The Board of Commissioners laid out the major benefits of Castle Garden. First and foremost, it would allow for a quicker and easier landing for immigrants and free them from the clutches of immigrant runners, allowing them to land “without having their means impaired, their morals corrupted, and probably their persons diseased.” The board would also begin keeping track of the numbers of immigrants arriving and where they were heading.

The altruism of the board and its interest in the welfare of immigrants was genuine. Not surprisingly, it ran into a good deal of resistance to its idea of converting what had formerly been the city’s premier music hall into an immigration-processing station. City officials were leery of the idea. This would be a state-run program—generating lots of money through the head tax—right in their backyard, and all local officials would get were two seats on the ten-person board.

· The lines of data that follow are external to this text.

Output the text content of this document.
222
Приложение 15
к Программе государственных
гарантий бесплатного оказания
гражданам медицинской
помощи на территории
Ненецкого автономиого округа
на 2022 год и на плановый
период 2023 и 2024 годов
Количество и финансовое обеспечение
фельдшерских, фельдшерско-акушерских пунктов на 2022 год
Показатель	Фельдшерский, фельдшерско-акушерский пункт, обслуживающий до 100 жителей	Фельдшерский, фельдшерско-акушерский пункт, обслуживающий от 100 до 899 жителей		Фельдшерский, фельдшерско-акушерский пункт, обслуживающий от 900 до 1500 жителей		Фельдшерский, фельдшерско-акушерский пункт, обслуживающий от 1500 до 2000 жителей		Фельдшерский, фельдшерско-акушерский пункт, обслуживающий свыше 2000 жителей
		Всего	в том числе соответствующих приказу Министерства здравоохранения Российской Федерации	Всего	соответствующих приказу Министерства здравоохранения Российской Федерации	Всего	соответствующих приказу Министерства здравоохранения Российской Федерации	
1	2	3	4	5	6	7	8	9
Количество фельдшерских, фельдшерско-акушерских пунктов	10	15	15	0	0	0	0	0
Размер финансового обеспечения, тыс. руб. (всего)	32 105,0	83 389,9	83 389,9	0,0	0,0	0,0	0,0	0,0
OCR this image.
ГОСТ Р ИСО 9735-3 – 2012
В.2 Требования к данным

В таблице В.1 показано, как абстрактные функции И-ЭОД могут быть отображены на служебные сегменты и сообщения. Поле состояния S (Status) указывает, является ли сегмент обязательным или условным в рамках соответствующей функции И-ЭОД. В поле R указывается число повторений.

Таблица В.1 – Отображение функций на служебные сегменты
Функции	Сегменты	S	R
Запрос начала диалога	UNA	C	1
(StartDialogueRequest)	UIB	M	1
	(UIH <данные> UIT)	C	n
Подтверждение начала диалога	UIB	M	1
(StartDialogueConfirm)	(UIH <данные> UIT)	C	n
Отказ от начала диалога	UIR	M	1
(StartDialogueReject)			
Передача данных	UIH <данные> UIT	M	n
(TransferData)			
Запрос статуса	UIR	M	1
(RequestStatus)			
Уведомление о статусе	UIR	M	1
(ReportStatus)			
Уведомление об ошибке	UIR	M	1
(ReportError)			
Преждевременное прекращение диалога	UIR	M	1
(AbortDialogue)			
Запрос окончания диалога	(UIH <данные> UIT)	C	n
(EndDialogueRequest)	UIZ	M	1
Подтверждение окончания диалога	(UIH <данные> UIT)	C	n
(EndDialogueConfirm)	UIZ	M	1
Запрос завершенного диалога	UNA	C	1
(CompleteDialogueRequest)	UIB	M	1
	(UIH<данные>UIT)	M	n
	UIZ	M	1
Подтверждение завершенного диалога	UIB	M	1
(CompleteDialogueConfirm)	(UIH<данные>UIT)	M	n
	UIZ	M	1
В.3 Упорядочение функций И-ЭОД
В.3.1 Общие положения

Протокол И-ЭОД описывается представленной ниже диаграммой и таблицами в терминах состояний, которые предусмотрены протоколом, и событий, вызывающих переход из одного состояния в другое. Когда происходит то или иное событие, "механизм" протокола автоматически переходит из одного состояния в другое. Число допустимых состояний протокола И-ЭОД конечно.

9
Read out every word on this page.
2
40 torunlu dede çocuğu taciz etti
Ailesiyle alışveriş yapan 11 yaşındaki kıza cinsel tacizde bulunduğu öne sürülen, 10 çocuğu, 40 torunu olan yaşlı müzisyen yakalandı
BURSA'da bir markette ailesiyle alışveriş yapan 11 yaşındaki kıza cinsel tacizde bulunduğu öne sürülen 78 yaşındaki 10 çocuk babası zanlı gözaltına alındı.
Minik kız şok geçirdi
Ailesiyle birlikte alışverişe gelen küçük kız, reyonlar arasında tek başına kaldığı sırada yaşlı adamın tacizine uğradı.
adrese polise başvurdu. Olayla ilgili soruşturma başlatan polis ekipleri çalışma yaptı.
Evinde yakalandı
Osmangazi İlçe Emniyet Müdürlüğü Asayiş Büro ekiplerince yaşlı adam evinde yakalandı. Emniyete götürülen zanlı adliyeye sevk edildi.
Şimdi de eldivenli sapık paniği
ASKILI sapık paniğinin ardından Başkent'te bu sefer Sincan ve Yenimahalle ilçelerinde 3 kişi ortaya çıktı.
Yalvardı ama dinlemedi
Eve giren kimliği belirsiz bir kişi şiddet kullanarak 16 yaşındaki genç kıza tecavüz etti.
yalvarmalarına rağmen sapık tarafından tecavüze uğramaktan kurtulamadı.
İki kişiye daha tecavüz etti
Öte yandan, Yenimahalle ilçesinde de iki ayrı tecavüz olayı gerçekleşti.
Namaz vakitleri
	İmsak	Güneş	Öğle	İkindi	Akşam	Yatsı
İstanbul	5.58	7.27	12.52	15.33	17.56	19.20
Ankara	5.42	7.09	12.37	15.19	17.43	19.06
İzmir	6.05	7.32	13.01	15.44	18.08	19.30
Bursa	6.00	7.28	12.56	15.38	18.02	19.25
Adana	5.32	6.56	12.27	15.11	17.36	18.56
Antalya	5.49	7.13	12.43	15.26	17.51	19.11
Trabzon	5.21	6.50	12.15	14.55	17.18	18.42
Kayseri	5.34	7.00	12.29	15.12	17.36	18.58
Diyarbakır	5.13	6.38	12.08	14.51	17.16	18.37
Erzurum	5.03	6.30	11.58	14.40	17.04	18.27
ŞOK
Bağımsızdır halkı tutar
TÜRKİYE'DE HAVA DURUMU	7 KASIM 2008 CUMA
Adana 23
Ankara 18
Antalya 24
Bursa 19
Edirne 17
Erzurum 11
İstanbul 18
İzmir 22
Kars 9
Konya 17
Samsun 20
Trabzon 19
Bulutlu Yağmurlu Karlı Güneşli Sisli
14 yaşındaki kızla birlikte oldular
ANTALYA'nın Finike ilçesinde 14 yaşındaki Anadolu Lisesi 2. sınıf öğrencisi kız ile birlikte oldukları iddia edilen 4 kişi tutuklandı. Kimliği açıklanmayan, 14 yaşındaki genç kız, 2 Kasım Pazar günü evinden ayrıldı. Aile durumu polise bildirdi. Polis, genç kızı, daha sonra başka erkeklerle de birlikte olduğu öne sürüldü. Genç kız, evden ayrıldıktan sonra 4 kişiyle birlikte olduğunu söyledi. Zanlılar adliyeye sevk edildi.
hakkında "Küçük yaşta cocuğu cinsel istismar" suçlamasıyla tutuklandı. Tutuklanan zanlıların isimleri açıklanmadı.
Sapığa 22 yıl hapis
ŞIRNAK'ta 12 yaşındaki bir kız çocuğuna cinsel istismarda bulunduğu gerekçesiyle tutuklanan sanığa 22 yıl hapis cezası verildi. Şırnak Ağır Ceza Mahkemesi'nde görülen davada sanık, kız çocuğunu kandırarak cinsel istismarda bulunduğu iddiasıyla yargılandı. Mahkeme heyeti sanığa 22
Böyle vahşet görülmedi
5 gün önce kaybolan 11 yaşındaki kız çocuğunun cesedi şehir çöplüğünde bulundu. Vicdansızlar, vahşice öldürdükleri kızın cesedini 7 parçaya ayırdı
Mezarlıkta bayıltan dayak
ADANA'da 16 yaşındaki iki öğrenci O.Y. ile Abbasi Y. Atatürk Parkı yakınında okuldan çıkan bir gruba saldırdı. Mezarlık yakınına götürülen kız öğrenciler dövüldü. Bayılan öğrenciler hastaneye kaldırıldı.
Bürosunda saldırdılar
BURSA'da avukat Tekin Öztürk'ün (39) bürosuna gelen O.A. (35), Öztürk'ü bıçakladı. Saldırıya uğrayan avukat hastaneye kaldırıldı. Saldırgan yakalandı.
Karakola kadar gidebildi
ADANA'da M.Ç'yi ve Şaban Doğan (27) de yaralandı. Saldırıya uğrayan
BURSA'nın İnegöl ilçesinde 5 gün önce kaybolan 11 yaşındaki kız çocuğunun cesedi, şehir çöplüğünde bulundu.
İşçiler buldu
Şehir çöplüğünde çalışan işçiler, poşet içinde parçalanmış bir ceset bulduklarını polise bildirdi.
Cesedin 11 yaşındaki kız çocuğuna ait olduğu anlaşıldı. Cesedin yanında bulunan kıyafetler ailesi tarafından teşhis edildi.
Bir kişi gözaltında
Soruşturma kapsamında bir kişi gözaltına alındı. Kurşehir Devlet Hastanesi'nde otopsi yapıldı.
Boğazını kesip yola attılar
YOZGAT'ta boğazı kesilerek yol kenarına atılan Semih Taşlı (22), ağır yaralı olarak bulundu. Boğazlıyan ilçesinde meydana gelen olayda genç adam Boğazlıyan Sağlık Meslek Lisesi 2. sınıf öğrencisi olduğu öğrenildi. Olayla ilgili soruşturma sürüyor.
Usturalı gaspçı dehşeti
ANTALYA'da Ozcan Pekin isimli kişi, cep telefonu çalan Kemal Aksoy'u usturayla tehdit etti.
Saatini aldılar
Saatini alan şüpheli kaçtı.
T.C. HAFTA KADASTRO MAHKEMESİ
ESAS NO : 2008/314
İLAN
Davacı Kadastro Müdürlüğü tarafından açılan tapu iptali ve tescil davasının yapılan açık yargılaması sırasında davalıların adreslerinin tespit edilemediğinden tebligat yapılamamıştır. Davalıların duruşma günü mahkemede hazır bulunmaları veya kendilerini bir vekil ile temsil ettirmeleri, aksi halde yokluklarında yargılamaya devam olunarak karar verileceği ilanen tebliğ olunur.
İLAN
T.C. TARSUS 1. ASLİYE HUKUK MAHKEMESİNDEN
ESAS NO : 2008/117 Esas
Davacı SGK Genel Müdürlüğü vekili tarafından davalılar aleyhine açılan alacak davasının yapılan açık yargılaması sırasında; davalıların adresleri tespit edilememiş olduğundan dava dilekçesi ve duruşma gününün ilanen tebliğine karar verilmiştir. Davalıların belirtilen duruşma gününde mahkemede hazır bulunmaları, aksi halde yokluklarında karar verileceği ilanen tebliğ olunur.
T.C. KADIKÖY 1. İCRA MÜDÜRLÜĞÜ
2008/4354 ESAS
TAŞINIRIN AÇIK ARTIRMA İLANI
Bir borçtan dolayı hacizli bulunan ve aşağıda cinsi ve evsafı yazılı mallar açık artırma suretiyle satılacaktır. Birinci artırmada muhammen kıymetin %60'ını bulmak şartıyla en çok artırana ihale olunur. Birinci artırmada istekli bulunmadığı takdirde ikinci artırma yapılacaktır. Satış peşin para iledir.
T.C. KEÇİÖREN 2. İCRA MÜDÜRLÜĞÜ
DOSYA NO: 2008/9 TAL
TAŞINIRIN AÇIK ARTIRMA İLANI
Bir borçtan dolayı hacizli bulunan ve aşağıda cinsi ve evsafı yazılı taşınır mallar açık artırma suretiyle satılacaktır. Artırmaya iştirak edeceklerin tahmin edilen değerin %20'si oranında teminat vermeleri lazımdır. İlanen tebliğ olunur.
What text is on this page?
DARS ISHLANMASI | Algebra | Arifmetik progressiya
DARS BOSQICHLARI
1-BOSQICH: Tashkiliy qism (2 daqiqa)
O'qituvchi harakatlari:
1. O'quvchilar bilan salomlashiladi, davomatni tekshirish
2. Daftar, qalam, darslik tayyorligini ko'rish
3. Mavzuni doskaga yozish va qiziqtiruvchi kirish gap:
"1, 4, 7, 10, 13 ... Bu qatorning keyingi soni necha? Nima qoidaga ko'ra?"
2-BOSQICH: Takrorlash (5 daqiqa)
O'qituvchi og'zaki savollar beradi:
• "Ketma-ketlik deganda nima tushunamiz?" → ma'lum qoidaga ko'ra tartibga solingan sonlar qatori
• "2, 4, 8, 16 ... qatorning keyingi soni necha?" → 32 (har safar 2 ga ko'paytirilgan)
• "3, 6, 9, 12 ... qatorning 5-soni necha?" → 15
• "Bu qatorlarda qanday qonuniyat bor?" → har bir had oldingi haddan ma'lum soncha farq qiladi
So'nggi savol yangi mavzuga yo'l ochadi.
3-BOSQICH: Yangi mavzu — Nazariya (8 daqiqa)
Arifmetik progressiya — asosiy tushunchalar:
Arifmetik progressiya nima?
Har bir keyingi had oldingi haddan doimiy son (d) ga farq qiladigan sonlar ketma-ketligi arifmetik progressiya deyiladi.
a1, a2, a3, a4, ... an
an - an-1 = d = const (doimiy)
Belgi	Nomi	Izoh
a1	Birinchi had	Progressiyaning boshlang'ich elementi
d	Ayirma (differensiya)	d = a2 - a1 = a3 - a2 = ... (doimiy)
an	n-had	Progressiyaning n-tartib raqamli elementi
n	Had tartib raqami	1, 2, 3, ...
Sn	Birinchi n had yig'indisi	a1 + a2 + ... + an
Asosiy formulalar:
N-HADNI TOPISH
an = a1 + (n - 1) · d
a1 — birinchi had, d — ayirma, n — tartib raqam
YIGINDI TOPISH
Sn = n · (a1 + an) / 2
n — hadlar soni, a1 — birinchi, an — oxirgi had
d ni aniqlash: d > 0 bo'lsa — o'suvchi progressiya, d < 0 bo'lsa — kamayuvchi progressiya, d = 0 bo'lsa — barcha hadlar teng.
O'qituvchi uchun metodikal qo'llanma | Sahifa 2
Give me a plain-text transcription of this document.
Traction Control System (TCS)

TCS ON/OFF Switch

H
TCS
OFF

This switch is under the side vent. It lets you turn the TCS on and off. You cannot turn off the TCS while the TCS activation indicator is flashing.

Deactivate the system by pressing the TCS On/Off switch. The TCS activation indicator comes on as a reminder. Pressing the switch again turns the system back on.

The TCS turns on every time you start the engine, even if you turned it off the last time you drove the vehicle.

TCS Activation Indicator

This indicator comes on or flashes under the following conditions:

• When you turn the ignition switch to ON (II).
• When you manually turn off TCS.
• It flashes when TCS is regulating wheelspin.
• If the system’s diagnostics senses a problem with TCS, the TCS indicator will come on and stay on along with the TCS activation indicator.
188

Wealthy New Yorkers and businessmen in the city’s First Ward also opposed the plan, fearing that an immigrant depot in their neighborhood would cause a decline in property values. They worried that immigrants would bring “pestilential and disagreeable odors” that would blow into the windows of respectable homes in the summertime. Many had hoped that the newly expanded Battery around Castle Garden would become a pleasant harbor-view promenade, but the board had thwarted those plans.